Еще не раскланявшись с Алевтиной Сергеевной и нарочито суетясь, делая много лишних движений и по привычке щеголяя иностранным словцом, он скользил взглядом по очереди и все же туда, туда, в самый хвост очереди, посматривал и успевал мельком, но четко разглядеть ту, с которой молва уже давно обручила его. Как хорошо, что есть в этом городе приятный тебе человек, и ты знаешь, что сейчас этот человек тоже отводит в сторону взгляд, но думает лишь о тебе, и так отрадны минутки, когда вы оба словно играете, словно не замечаете друг друга, а на самом деле только и ждете еще более славной минуты, когда окажетесь лицом к лицу и уж по-настоящему поздороваетесь… И будет близко знакомое, трогательное, бледное, почему-то вовсе не тронутое загаром лицо с умными лиловатыми глазами за стеклышками очков, и будешь ты удивляться, почему эта скромница осталась в девах: не так чтобы уж очень хороша собой учительница, но приятна всем обликом и тем особым, отличительным, что проявляется в манерах, в голосе, во взгляде интеллигентного человека.

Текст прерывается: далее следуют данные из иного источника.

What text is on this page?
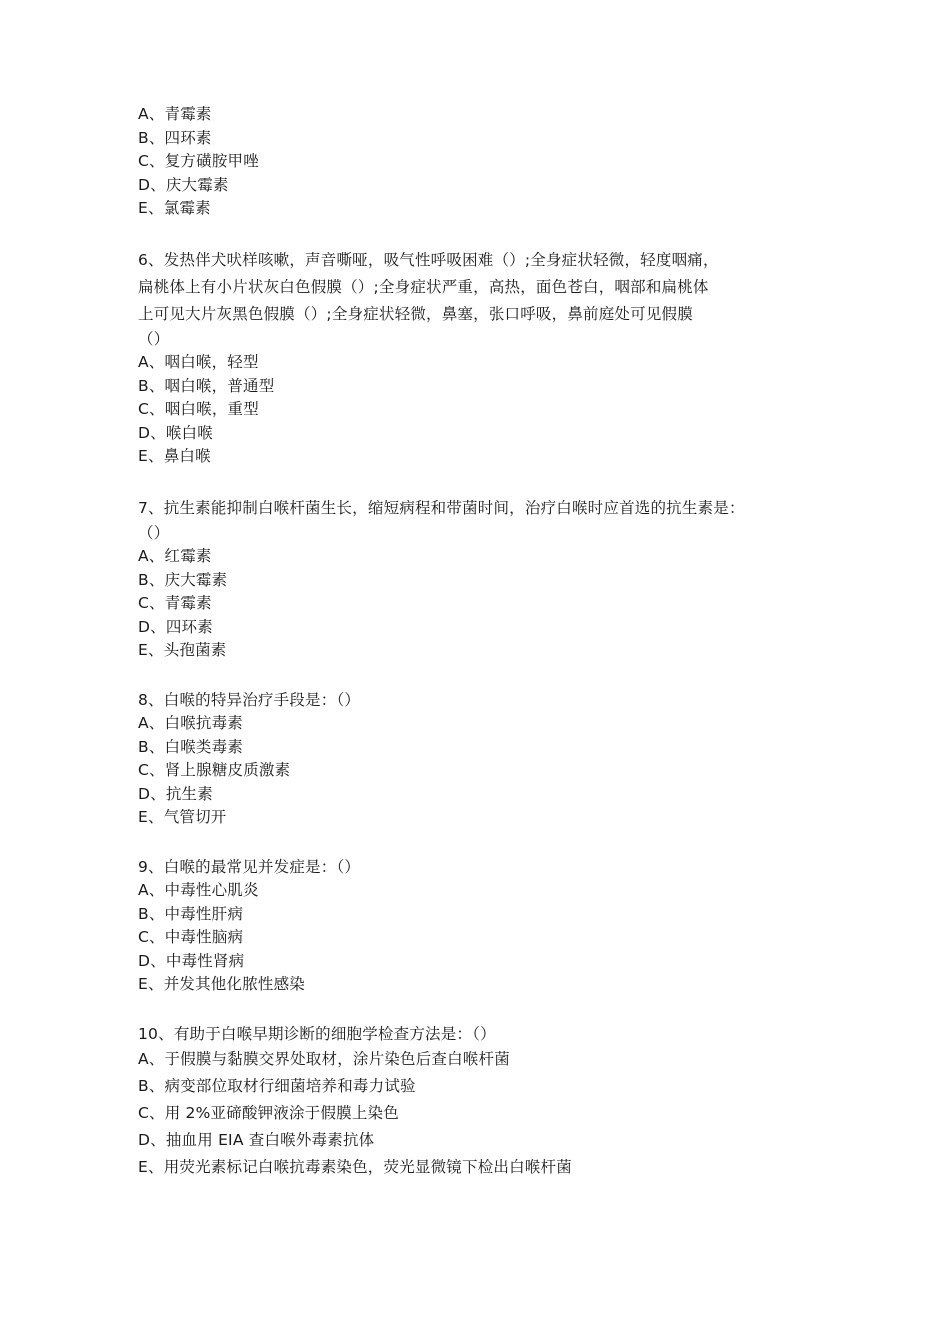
A、青霉素
B、四环素
C、复方磺胺甲唑
D、庆大霉素
E、氯霉素
6、发热伴犬吠样咳嗽，声音嘶哑，吸气性呼吸困难（）;全身症状轻微，轻度咽痛，
扁桃体上有小片状灰白色假膜（）;全身症状严重，高热，面色苍白，咽部和扁桃体
上可见大片灰黑色假膜（）;全身症状轻微，鼻塞，张口呼吸，鼻前庭处可见假膜
（）
A、咽白喉，轻型
B、咽白喉，普通型
C、咽白喉，重型
D、喉白喉
E、鼻白喉
7、抗生素能抑制白喉杆菌生长，缩短病程和带菌时间，治疗白喉时应首选的抗生素是：
（）
A、红霉素
B、庆大霉素
C、青霉素
D、四环素
E、头孢菌素
8、白喉的特异治疗手段是：（）
A、白喉抗毒素
B、白喉类毒素
C、肾上腺糖皮质激素
D、抗生素
E、气管切开
9、白喉的最常见并发症是：（）
A、中毒性心肌炎
B、中毒性肝病
C、中毒性脑病
D、中毒性肾病
E、并发其他化脓性感染
10、有助于白喉早期诊断的细胞学检查方法是：（）
A、于假膜与黏膜交界处取材，涂片染色后查白喉杆菌
B、病变部位取材行细菌培养和毒力试验
C、用 2%亚碲酸钾液涂于假膜上染色
D、抽血用 EIA 查白喉外毒素抗体
E、用荧光素标记白喉抗毒素染色，荧光显微镜下检出白喉杆菌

Да, таяла очередь, и приближалась Алевтина Сергеевна, и вот-вот можно деланно воскликнуть, как бы нечаянно увидев ту, с которой давно обручила Жучица. Но в том-то и дело, что Жучица прогадала, последний день он здесь, за этим оцинкованным прилавком, бежит, бежит он из Жучицы, а Жучица пока не знает, и Алевтина Сергеевна еще ничего не знает! Как ей скажешь, как причинишь ей боль, как объяснишь, что пора ему на другой берег? И как воспримет все это она, пожилая скромница, привыкшая к неладным событиям, к скупой судьбе? Вот почему он особенно суетился теперь, напоследок, вот почему и хотел, и боялся этой встречи.

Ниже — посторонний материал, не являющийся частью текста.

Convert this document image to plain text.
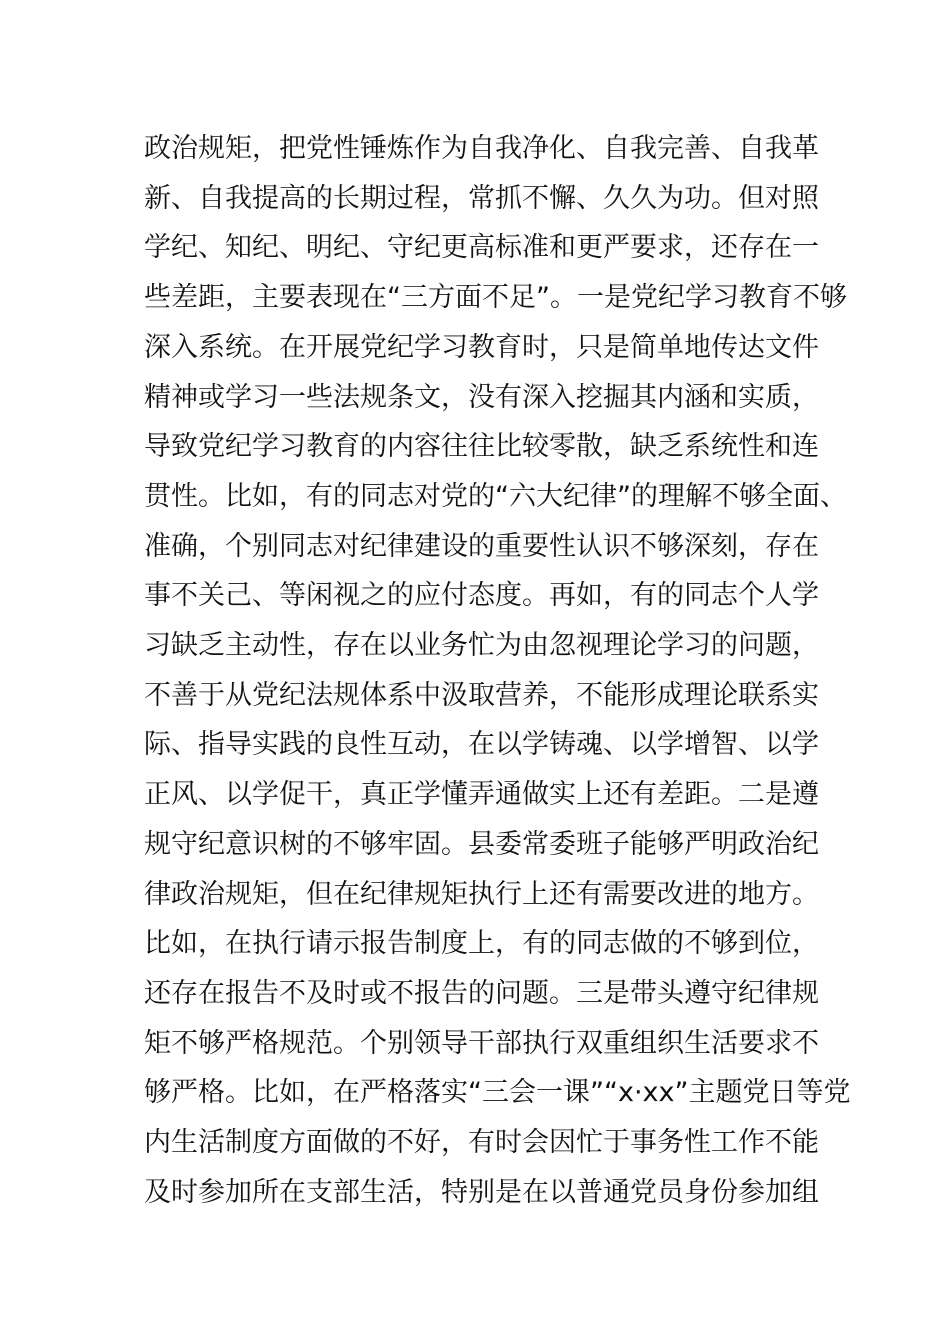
政治规矩，把党性锤炼作为自我净化、自我完善、自我革
新、自我提高的长期过程，常抓不懈、久久为功。但对照
学纪、知纪、明纪、守纪更高标准和更严要求，还存在一
些差距，主要表现在“三方面不足”。一是党纪学习教育不够
深入系统。在开展党纪学习教育时，只是简单地传达文件
精神或学习一些法规条文，没有深入挖掘其内涵和实质，
导致党纪学习教育的内容往往比较零散，缺乏系统性和连
贯性。比如，有的同志对党的“六大纪律”的理解不够全面、
准确，个别同志对纪律建设的重要性认识不够深刻，存在
事不关己、等闲视之的应付态度。再如，有的同志个人学
习缺乏主动性，存在以业务忙为由忽视理论学习的问题，
不善于从党纪法规体系中汲取营养，不能形成理论联系实
际、指导实践的良性互动，在以学铸魂、以学增智、以学
正风、以学促干，真正学懂弄通做实上还有差距。二是遵
规守纪意识树的不够牢固。县委常委班子能够严明政治纪
律政治规矩，但在纪律规矩执行上还有需要改进的地方。
比如，在执行请示报告制度上，有的同志做的不够到位，
还存在报告不及时或不报告的问题。三是带头遵守纪律规
矩不够严格规范。个别领导干部执行双重组织生活要求不
够严格。比如，在严格落实“三会一课”“x·xx”主题党日等党
内生活制度方面做的不好，有时会因忙于事务性工作不能
及时参加所在支部生活，特别是在以普通党员身份参加组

– Джованни, вы опять сквернословили? – спросила она так, точно был перед нею провинившийся ученик, и это опять же было игрой, любила называть она его, Ивана, итальянским именем, потому что понимала итальянские слова, которыми он сыпал.

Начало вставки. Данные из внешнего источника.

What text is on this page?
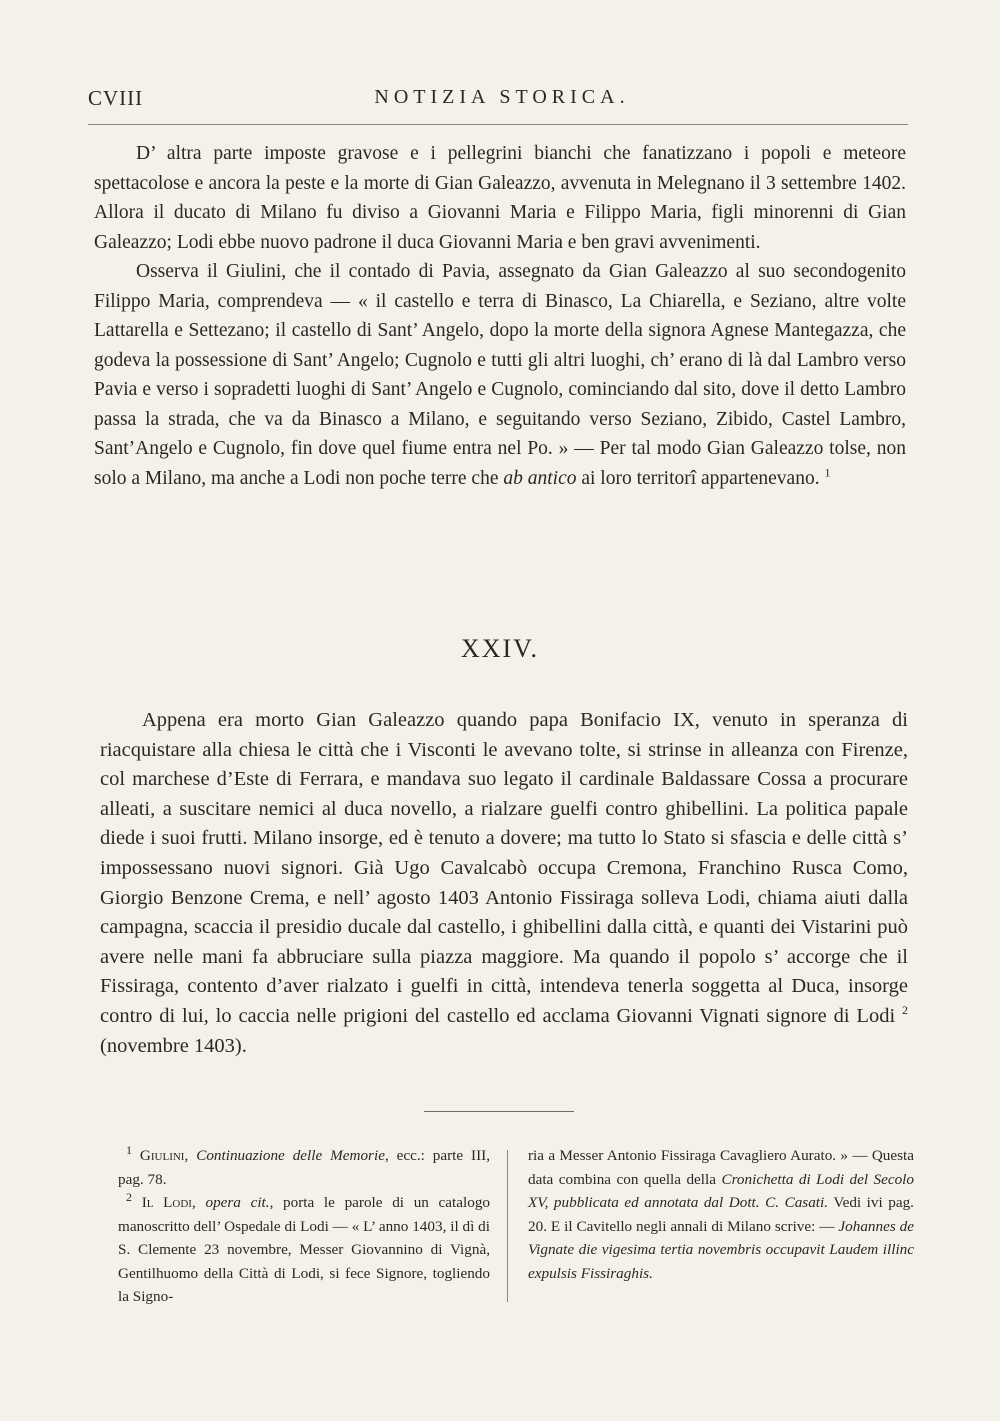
CVIII	NOTIZIA STORICA.

D’ altra parte imposte gravose e i pellegrini bianchi che fanatizzano i popoli e meteore spettacolose e ancora la peste e la morte di Gian Galeazzo, avvenuta in Melegnano il 3 settembre 1402. Allora il ducato di Milano fu diviso a Giovanni Maria e Filippo Maria, figli minorenni di Gian Galeazzo; Lodi ebbe nuovo padrone il duca Giovanni Maria e ben gravi avvenimenti.

Osserva il Giulini, che il contado di Pavia, assegnato da Gian Galeazzo al suo secondogenito Filippo Maria, comprendeva — « il castello e terra di Binasco, La Chiarella, e Seziano, altre volte Lattarella e Settezano; il castello di Sant’ Angelo, dopo la morte della signora Agnese Mantegazza, che godeva la possessione di Sant’ Angelo; Cugnolo e tutti gli altri luoghi, ch’ erano di là dal Lambro verso Pavia e verso i sopradetti luoghi di Sant’ Angelo e Cugnolo, cominciando dal sito, dove il detto Lambro passa la strada, che va da Binasco a Milano, e seguitando verso Seziano, Zibido, Castel Lambro, Sant’Angelo e Cugnolo, fin dove quel fiume entra nel Po. » — Per tal modo Gian Galeazzo tolse, non solo a Milano, ma anche a Lodi non poche terre che ab antico ai loro territorî appartenevano. $^1$

XXIV.

Appena era morto Gian Galeazzo quando papa Bonifacio IX, venuto in speranza di riacquistare alla chiesa le città che i Visconti le avevano tolte, si strinse in alleanza con Firenze, col marchese d’Este di Ferrara, e mandava suo legato il cardinale Baldassare Cossa a procurare alleati, a suscitare nemici al duca novello, a rialzare guelfi contro ghibellini. La politica papale diede i suoi frutti. Milano insorge, ed è tenuto a dovere; ma tutto lo Stato si sfascia e delle città s’ impossessano nuovi signori. Già Ugo Cavalcabò occupa Cremona, Franchino Rusca Como, Giorgio Benzone Crema, e nell’ agosto 1403 Antonio Fissiraga solleva Lodi, chiama aiuti dalla campagna, scaccia il presidio ducale dal castello, i ghibellini dalla città, e quanti dei Vistarini può avere nelle mani fa abbruciare sulla piazza maggiore. Ma quando il popolo s’ accorge che il Fissiraga, contento d’aver rialzato i guelfi in città, intendeva tenerla soggetta al Duca, insorge contro di lui, lo caccia nelle prigioni del castello ed acclama Giovanni Vignati signore di Lodi $^2$ (novembre 1403).

$^1$ Giulini, Continuazione delle Memorie, ecc.: parte III, pag. 78.

$^2$ Il Lodi, opera cit., porta le parole di un catalogo manoscritto dell’ Ospedale di Lodi — « L’ anno 1403, il dì di S. Clemente 23 novembre, Messer Giovannino di Vignà, Gentilhuomo della Città di Lodi, si fece Signore, togliendo la Signo-

ria a Messer Antonio Fissiraga Cavagliero Aurato. » — Questa data combina con quella della Cronichetta di Lodi del Secolo XV, pubblicata ed annotata dal Dott. C. Casati. Vedi ivi pag. 20. E il Cavitello negli annali di Milano scrive: — Johannes de Vignate die vigesima tertia novembris occupavit Laudem illinc expulsis Fissiraghis.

– Алевтина Сергеевна, больше не буду! – тоже привычно покаялся он, и тут защемило, защемило у него: а ведь и в самом деле больше не будет он здесь сквернословом жить, прощай, прощай, Жучица, и Алевтина Сергеевна – тоже прощайте! Арриведерче! Оревуар!

Да, так нехорошо стало у него на душе, а ведь еще впереди объяснения и переживания, хотя могло быть и без подробных объяснений: они ведь на «вы», они ведь только в кино, а если у него, у Кушнарчика, у русского Джованни, в гостях – то лишь ради скромного пира, какого-нибудь угощения, беседы.

Любил он угощать отменным пловом или шашлыком, тут он мастак, недаром одно время был королем ресторана в Жлобине, шеф-поваром. И вот теперь, когда очередь схлынула, словно с умыслом оставив их вдвоем, он передал халат другому мяснику, завернул кусочек мякоти для Алевтины Сергеевны и предложил пойти да позавтракать, зная, что она пойдет, что ей вовсе и не нужна утренняя базарная толчея, обходится она и без скоромного, чем-нибудь, а занимает очередь ради этой счастливой минуты: здрасьте, здрасьте, Джованни! Базар провожал их за распахнутые и оклеенные клочками бумаги, рукописными объявлениями ворота на Кооперативную улицу, Кушнарчик хотел испытать хотя бы иллюзию тоски оттого, что видит в последний раз тусклый булыжник, навесы с изогнутыми хребтами и впалыми крышами, июньские дары – оранжевую землянику, темно-зеленый лук, ведра тугой, как бы точенной из красного дерева редиски. Но что ему эти приметы Жучицы, если все маленькие города так похожи и если главное беспокойство в невысказанном: как объяснишь, как оставишь одинокую в одиночестве, как причинишь боль? Кооперативная улица с ее лавчонками, забегаловками, мастерскими – мимо.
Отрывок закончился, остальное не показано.